Materiali strategici
Gli elementi delle terre rare sono cruciali per i settori produttivi strategici per l’Unione Europea e non sono sostituibili da altri materiali con pari prestazioni. La Commissione europea li ha classificati come “materie prime critiche” per l’alto rischio di approvvigionamento in presenza di una domanda prevista in costante crescita nei prossimi anni. Nel contesto globale, la Cina ha circa il 70% della produzione di terre rare, ma raggiunge il 90% se si considera la trasformazione dei minerali da cui derivano.

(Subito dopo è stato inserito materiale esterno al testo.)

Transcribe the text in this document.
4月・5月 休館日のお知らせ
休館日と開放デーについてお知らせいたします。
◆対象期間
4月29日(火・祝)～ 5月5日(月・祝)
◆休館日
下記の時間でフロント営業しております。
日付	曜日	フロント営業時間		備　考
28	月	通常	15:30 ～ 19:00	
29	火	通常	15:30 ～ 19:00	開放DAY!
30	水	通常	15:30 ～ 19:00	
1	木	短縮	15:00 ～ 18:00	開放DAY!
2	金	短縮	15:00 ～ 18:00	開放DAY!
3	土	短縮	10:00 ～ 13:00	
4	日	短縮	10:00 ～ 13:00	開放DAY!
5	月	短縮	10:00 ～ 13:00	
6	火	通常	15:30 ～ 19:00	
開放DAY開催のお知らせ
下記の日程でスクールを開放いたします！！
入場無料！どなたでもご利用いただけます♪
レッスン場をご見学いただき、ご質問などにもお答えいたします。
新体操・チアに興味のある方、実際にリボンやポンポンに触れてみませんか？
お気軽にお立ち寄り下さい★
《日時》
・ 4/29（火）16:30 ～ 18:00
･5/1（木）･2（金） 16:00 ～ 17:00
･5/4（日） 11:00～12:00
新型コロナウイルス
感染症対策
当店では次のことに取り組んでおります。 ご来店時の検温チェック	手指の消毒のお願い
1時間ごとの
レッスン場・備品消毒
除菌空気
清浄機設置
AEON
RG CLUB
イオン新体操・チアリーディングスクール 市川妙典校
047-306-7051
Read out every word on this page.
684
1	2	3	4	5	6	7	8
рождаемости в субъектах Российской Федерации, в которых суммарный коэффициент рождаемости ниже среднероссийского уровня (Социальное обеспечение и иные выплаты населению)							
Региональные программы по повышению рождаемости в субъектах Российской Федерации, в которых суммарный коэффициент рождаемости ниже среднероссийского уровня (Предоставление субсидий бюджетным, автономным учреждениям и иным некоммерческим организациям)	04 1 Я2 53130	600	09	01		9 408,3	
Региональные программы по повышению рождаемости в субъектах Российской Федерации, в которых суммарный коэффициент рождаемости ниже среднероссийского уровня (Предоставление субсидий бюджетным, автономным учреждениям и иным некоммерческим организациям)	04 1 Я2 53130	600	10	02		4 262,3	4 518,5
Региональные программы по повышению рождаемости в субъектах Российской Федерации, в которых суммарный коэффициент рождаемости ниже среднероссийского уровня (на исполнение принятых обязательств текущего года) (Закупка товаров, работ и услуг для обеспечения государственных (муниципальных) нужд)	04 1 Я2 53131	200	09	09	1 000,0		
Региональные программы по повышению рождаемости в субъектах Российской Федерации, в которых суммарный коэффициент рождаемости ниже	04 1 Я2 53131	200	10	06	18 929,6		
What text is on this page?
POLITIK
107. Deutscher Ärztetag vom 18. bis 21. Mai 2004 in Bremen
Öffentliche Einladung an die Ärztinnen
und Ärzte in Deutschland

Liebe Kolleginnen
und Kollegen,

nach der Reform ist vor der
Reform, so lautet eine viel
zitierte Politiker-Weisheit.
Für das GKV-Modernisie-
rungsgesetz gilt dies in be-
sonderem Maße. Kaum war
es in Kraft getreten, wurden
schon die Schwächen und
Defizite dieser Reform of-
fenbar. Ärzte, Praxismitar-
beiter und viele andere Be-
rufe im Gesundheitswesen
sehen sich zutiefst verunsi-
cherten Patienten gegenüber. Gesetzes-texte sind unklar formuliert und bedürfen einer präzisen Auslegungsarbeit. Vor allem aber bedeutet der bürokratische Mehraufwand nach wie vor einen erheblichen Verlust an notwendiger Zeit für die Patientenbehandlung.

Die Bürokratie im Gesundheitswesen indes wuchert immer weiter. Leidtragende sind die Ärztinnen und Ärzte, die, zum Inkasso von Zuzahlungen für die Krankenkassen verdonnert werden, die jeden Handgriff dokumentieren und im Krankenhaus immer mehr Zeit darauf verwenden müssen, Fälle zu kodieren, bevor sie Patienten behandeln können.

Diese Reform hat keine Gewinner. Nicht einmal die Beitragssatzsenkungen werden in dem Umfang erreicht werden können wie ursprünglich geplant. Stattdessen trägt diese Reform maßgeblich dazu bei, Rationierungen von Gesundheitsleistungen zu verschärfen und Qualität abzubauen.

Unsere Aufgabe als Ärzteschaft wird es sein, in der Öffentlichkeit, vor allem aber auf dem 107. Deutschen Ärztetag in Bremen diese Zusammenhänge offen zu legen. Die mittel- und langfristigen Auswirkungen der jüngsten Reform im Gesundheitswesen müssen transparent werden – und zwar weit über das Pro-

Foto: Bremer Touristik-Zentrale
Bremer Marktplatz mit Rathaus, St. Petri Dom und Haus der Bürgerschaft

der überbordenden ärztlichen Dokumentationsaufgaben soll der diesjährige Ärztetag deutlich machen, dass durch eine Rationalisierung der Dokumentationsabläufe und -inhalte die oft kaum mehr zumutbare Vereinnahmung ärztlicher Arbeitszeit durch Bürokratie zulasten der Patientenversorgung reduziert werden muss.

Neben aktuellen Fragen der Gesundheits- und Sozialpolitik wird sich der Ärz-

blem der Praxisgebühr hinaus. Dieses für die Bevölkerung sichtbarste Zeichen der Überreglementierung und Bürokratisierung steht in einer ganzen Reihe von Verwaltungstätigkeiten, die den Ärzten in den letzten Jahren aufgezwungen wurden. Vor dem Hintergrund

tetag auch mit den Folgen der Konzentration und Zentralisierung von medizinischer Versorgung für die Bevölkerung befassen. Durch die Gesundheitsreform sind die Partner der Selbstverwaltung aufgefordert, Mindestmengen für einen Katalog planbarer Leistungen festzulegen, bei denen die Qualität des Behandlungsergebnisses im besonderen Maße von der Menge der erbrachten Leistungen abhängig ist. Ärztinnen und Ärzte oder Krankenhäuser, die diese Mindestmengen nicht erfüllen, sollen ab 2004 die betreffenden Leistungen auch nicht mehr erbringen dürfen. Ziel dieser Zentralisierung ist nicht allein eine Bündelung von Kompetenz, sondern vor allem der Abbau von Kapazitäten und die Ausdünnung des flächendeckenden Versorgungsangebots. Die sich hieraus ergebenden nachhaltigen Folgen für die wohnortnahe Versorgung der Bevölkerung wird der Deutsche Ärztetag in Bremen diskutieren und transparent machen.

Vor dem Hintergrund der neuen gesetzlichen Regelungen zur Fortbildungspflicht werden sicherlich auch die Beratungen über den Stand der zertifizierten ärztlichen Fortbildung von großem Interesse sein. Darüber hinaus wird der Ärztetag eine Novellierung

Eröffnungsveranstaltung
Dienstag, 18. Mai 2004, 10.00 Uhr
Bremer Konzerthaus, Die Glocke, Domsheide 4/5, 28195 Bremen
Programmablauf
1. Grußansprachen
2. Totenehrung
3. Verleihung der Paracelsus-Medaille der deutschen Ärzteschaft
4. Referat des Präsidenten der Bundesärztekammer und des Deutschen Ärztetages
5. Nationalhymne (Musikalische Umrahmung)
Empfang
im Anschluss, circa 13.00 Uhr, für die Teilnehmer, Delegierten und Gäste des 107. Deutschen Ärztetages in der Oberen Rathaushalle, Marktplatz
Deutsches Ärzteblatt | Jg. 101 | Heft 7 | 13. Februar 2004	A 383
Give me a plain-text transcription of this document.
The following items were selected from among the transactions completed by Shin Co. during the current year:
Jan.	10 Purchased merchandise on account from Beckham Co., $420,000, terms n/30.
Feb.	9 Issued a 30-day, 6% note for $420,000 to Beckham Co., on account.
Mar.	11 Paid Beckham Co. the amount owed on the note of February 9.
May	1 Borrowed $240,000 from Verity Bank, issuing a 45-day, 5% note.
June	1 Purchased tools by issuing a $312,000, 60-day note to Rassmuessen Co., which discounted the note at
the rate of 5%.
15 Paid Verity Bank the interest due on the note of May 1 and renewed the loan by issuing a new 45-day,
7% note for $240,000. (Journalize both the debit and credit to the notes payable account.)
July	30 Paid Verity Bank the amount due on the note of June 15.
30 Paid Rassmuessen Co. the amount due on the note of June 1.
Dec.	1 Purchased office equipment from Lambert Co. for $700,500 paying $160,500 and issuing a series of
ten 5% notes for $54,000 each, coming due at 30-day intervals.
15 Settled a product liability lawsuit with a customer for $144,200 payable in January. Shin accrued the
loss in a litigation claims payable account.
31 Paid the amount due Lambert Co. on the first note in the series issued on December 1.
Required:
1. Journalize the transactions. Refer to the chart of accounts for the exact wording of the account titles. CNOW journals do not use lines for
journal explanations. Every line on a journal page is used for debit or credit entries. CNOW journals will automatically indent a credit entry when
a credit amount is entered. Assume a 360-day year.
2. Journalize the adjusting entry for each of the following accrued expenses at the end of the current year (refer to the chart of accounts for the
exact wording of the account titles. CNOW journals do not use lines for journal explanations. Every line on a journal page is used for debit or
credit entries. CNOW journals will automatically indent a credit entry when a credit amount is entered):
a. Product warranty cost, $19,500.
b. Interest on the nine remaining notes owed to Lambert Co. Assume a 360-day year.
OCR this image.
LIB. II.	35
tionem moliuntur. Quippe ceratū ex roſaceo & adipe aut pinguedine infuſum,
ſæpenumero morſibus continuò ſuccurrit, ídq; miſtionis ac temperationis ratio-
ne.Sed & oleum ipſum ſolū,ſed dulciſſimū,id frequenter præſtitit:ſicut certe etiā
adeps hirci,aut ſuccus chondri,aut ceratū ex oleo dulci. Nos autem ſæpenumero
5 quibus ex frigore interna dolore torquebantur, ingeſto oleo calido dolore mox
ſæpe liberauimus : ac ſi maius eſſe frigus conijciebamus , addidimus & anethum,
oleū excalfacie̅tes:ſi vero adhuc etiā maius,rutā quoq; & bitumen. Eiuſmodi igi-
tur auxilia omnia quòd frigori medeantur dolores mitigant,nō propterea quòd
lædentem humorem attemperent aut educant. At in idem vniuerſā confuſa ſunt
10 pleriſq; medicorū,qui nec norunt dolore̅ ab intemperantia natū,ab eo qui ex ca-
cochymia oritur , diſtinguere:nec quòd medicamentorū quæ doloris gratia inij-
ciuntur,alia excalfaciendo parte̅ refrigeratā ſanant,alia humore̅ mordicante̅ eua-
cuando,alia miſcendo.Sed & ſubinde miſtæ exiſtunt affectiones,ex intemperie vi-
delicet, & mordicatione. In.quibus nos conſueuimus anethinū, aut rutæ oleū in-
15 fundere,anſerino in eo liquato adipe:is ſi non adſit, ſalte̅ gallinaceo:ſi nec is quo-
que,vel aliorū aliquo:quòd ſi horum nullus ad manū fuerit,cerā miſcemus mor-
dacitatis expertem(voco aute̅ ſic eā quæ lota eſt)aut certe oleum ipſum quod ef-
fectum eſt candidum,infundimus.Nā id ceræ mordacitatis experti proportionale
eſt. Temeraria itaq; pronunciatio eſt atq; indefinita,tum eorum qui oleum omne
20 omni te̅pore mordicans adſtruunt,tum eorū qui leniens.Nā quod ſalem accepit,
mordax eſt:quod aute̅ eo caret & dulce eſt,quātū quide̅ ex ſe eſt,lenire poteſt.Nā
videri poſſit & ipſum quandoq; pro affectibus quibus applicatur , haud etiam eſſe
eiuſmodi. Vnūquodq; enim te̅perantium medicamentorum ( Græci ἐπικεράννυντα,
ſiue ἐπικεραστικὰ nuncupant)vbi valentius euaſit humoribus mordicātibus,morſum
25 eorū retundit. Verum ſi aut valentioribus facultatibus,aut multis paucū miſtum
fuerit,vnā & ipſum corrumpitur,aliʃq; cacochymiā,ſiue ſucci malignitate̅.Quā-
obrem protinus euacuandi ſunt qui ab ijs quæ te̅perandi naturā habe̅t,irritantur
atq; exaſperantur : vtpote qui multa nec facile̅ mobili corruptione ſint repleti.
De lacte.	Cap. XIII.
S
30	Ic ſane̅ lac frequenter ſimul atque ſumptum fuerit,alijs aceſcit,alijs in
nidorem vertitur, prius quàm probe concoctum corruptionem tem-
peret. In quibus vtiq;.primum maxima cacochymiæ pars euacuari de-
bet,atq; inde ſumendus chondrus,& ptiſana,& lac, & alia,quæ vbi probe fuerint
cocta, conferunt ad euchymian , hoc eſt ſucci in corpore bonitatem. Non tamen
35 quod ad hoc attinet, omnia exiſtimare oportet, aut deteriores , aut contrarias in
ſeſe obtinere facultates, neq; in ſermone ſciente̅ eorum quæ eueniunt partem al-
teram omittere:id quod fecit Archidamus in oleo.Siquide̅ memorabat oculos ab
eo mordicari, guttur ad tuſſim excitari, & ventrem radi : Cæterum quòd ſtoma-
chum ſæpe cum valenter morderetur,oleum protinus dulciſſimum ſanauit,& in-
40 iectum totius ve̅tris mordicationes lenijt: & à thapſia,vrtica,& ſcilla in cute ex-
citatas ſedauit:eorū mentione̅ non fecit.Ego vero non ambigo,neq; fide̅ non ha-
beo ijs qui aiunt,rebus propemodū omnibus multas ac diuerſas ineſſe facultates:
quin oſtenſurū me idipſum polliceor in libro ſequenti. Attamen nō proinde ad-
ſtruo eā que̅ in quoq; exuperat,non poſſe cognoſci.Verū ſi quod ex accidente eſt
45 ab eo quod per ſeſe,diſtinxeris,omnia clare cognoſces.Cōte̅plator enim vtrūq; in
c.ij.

“Di conseguenza – sottolinea Melchior – la Commissione ha identificato il riciclo delle terre rare da questi materiali una delle strategie principali per ridurre il rischio di approvvigionamento per l’industria con le conseguenti potenziali tensioni sui prezzi”.
Il kick-off meeting
Giovedì 16 gennaio, alle 9.30, nella Sala Bianca del polo scientifico dell’Ateneo (via delle Scienze 206, Udine), si terrà l’incontro di avvio del progetto Freecover. Interverranno, fra gli altri, il rettore, Roberto Pinton, il direttore del Dipartimento Politecnico di ingegneria e architettura, Alessandro Gasparetto, e il coordinatore del progetto, Andrea Melchior.
Il progetto coinvolge: due partner serbi, l’Università di Novi Sad il Vinča Institute of Nuclear Sciences; due spagnoli, l’Università autonoma di Barcellona e l’azienda Aeris Tecnologías Ambientales; le Università di Lubiana (Slovenia), Verona e di L’Avana (Cuba); l’azienda irlandese Sustainable Innovation Technology Services e l’azienda bosniaca AD Harbi.